Maclagan Laura C, Abdalla Mohamed, Harris Daniel A, Stukel Therese A, Chen Branson, Candido Elisa, Swartz Richard H, Iaboni Andrea, Jaakkimainen R Liisa, Bronskill Susan E
ICES, G1-06, 2075 Bayview Avenue, Toronto, M4N 3M5 Canada.
Department of Computer Science, University of Toronto, Toronto, Canada.
J Healthc Inform Res. 2023 Jan 23;7(1):42-58. doi: 10.1007/s41666-023-00125-6. eCollection 2023 Mar.
Dementia and mild cognitive impairment can be underrecognized in primary care practice and research. Free-text fields in electronic medical records (EMRs) are a rich source of information which might support increased detection and enable a better understanding of populations at risk of dementia. We used natural language processing (NLP) to identify dementia-related features in EMRs and compared the performance of supervised machine learning models to classify patients with dementia. We assembled a cohort of primary care patients aged 66 + years in Ontario, Canada, from EMR notes collected until December 2016: 526 with dementia and 44,148 without dementia. We identified dementia-related features by applying published lists, clinician input, and NLP with word embeddings to free-text progress and consult notes and organized features into thematic groups. Using machine learning models, we compared the performance of features to detect dementia, overall and during time periods relative to dementia case ascertainment in health administrative databases. Over 900 dementia-related features were identified and grouped into eight themes (including symptoms, social, function, cognition). Using notes from all time periods, LASSO had the best performance (F1 score: 77.2%, sensitivity: 71.5%, specificity: 99.8%). Model performance was poor when notes written before case ascertainment were included (F1 score: 14.4%, sensitivity: 8.3%, specificity 99.9%) but improved as later notes were added. While similar models may eventually improve recognition of cognitive issues and dementia in primary care EMRs, our findings suggest that further research is needed to identify which additional EMR components might be useful to promote early detection of dementia.

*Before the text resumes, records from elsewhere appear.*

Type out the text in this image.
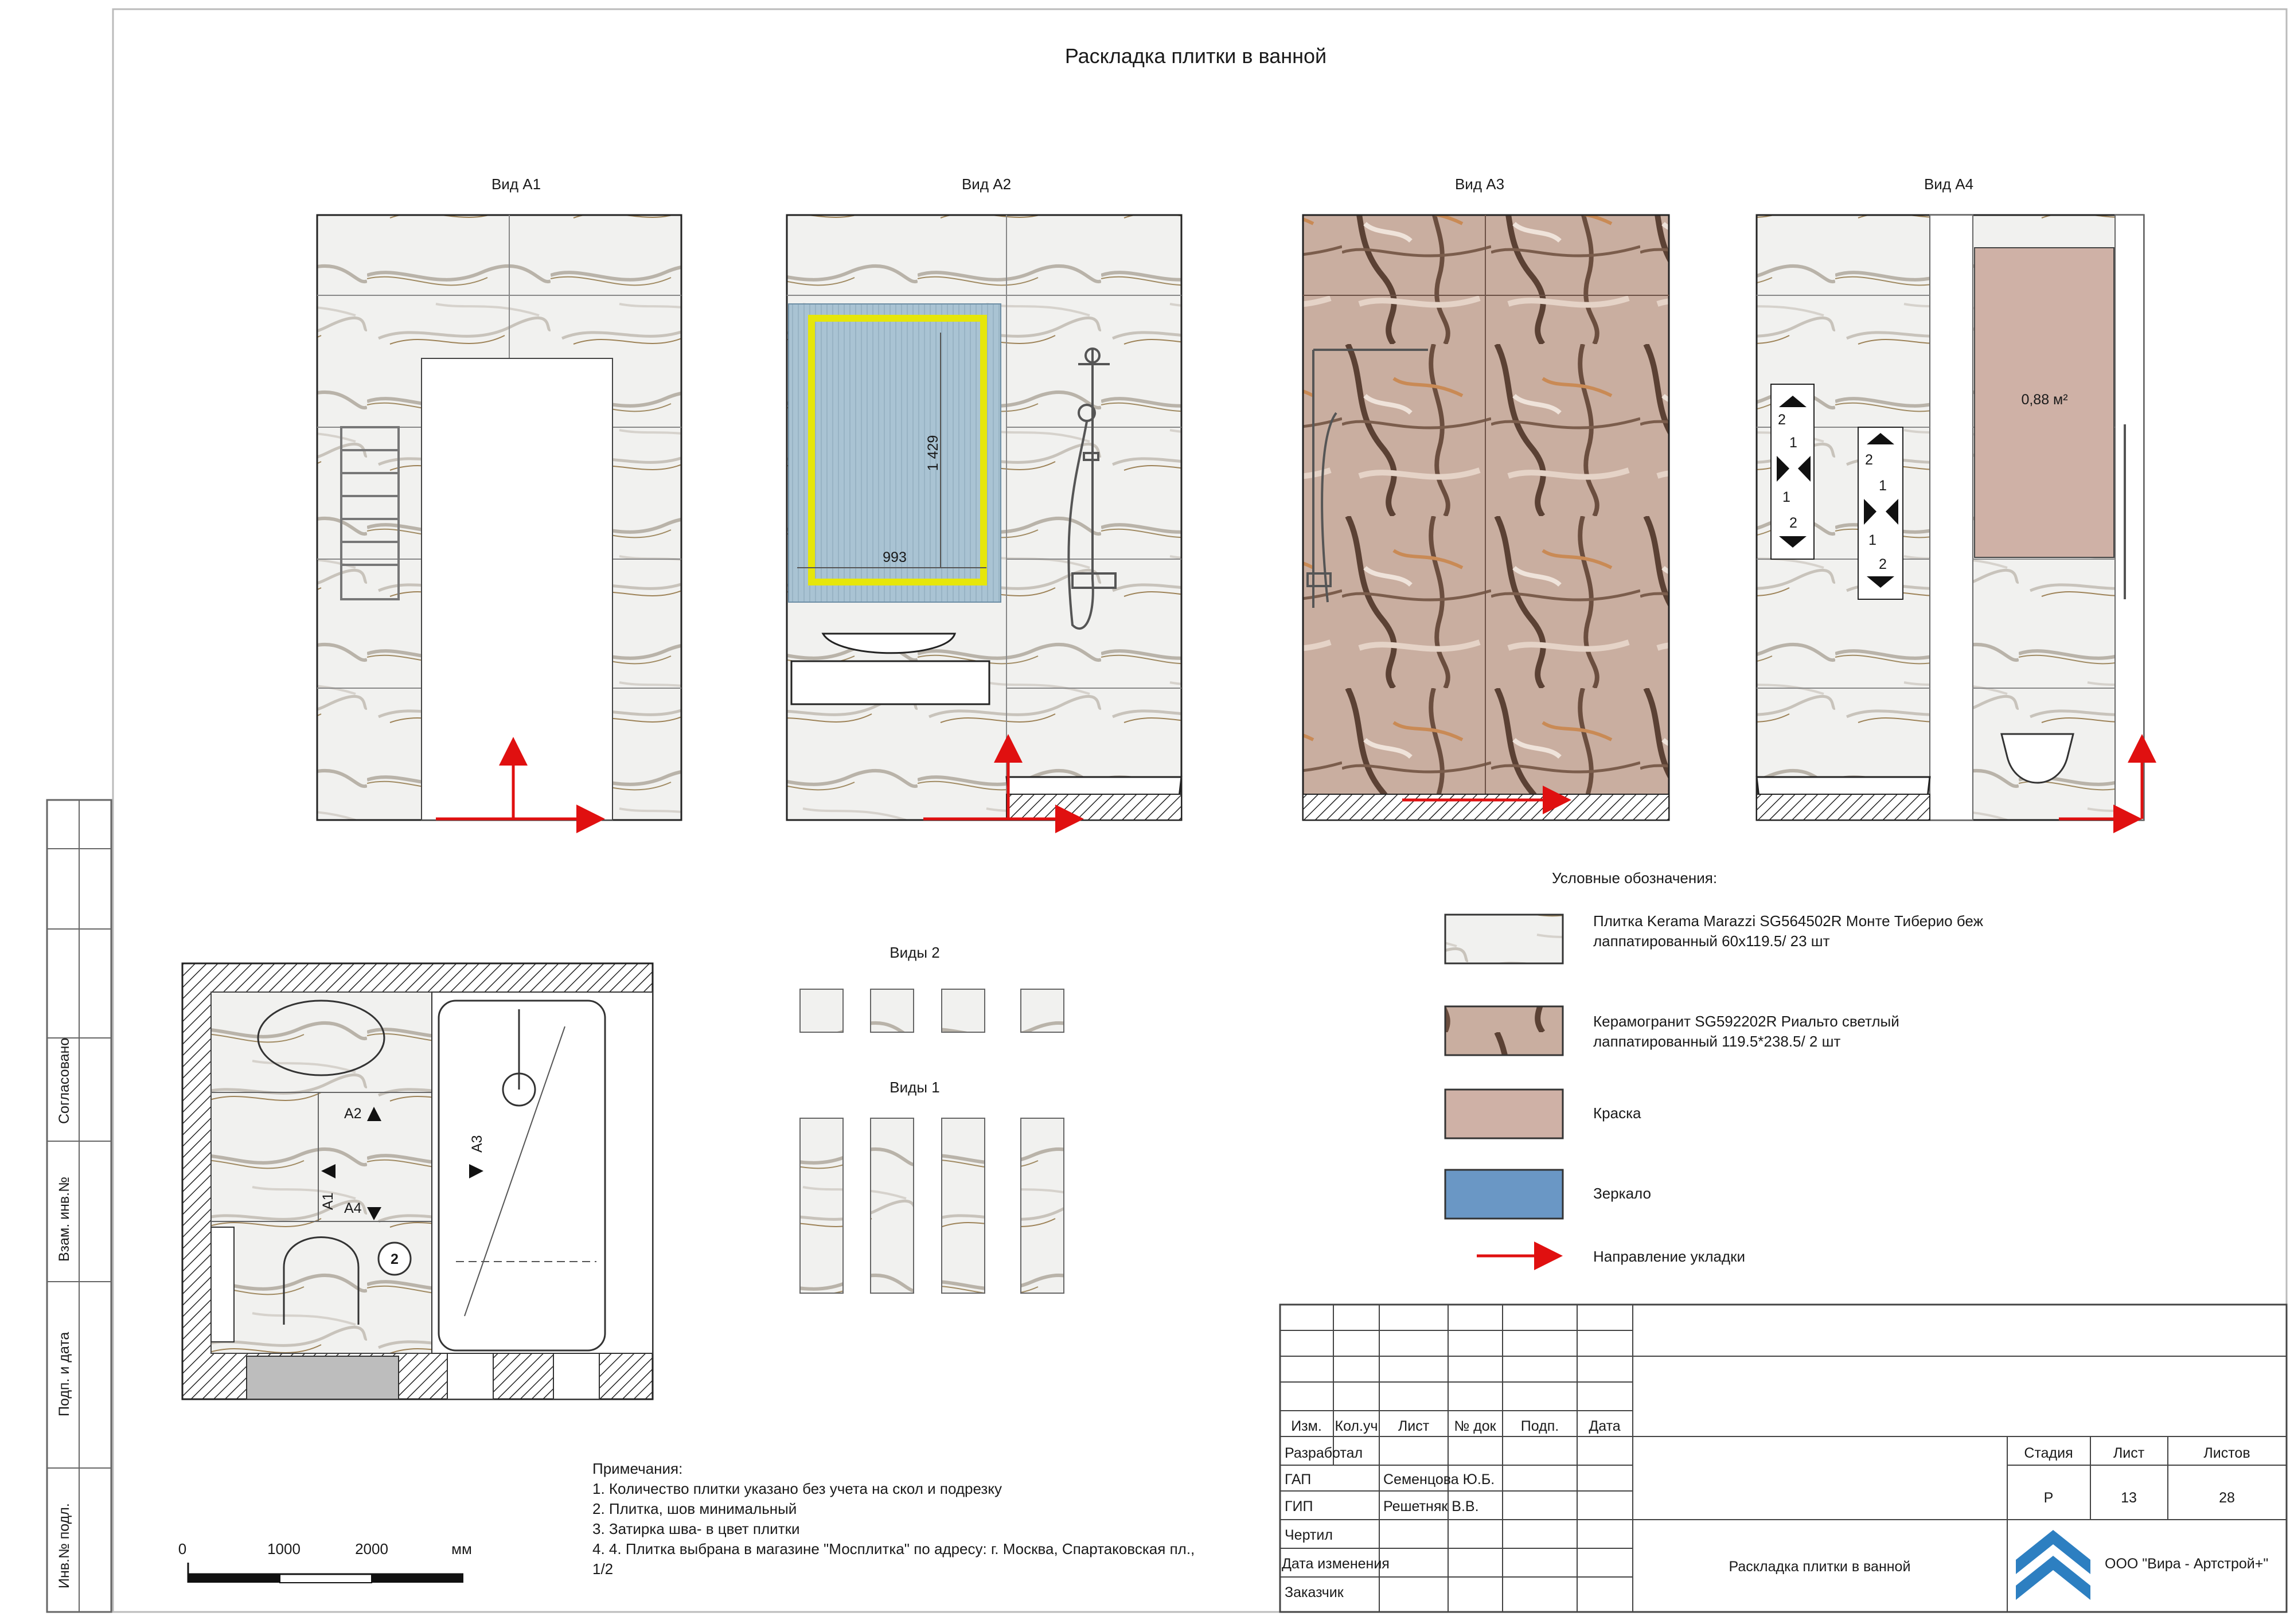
Согласовано
Взам. инв.№
Подп. и дата
Инв.№ подл.
Раскладка плитки в ванной
Вид А1	Вид А2	Вид А3	Вид А4
1 429
993
0,88 м²
2
1
1
2
2
1
1
2
2
А2
А4
А1
А3
Виды 2
Виды 1
Условные обозначения:
Плитка Kerama Marazzi SG564502R Монте Тиберио беж
лаппатированный 60х119.5/ 23 шт
Керамогранит SG592202R Риальто светлый
лаппатированный 119.5*238.5/ 2 шт
Краска
Зеркало
Направление укладки
Примечания:
1. Количество плитки указано без учета на скол и подрезку
2. Плитка, шов минимальный
3. Затирка шва- в цвет плитки
4. 4. Плитка выбрана в магазине "Мосплитка" по адресу: г. Москва, Спартаковская пл.,
1/2
0	1000	2000	мм
Изм. Кол.уч Лист № док Подп. Дата
Разработал
ГАП	Семенцова Ю.Б.
ГИП	Решетняк В.В.
Чертил
Дата изменения
Заказчик
Стадия	Лист	Листов
Р	13	28
Раскладка плитки в ванной	ООО "Вира - Артстрой+"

The online version contains supplementary material available at 10.1007/s41666-023-00125-6.
在初级保健实践和研究中,痴呆症和轻度认知障碍可能未得到充分认识。电子病历(EMR)中的自由文本字段是丰富的信息来源,可能有助于提高检测率,并能更好地了解痴呆症高危人群。我们使用自然语言处理(NLP)来识别电子病历中与痴呆症相关的特征,并比较监督机器学习模型对痴呆症患者进行分类的性能。我们从截至2016年12月收集的电子病历记录中,选取了加拿大安大略省66岁及以上的初级保健患者队列:526例患有痴呆症,44148例未患痴呆症。我们通过应用已发表的列表、临床医生的意见以及带有词嵌入的NLP技术,对自由文本的病程记录和会诊记录进行分析,识别出与痴呆症相关的特征,并将这些特征组织成主题组。使用机器学习模型,我们比较了这些特征在检测痴呆症方面的性能,包括总体性能以及相对于健康管理数据库中痴呆症病例确诊时间的各个时间段的性能。我们识别出了900多个与痴呆症相关的特征,并将其分为八个主题(包括症状、社交、功能、认知等)。使用所有时间段的记录时,套索回归(LASSO)表现最佳(F1分数:77.2%,灵敏度:71.5%,特异性:99.8%)。当纳入病例确诊前书写的记录时,模型性能较差(F1分数:14.4%,灵敏度:8.3%,特异性:99.9%),但随着后期记录的增加,性能有所改善。虽然类似的模型最终可能会提高对初级保健电子病历中认知问题和痴呆症的识别能力,但我们的研究结果表明仍需进一步研究,以确定哪些额外的电子病历组件可能有助于促进痴呆症的早期检测。
在线版本包含可在10.1007/s41666-023-00125-6获取的补充材料。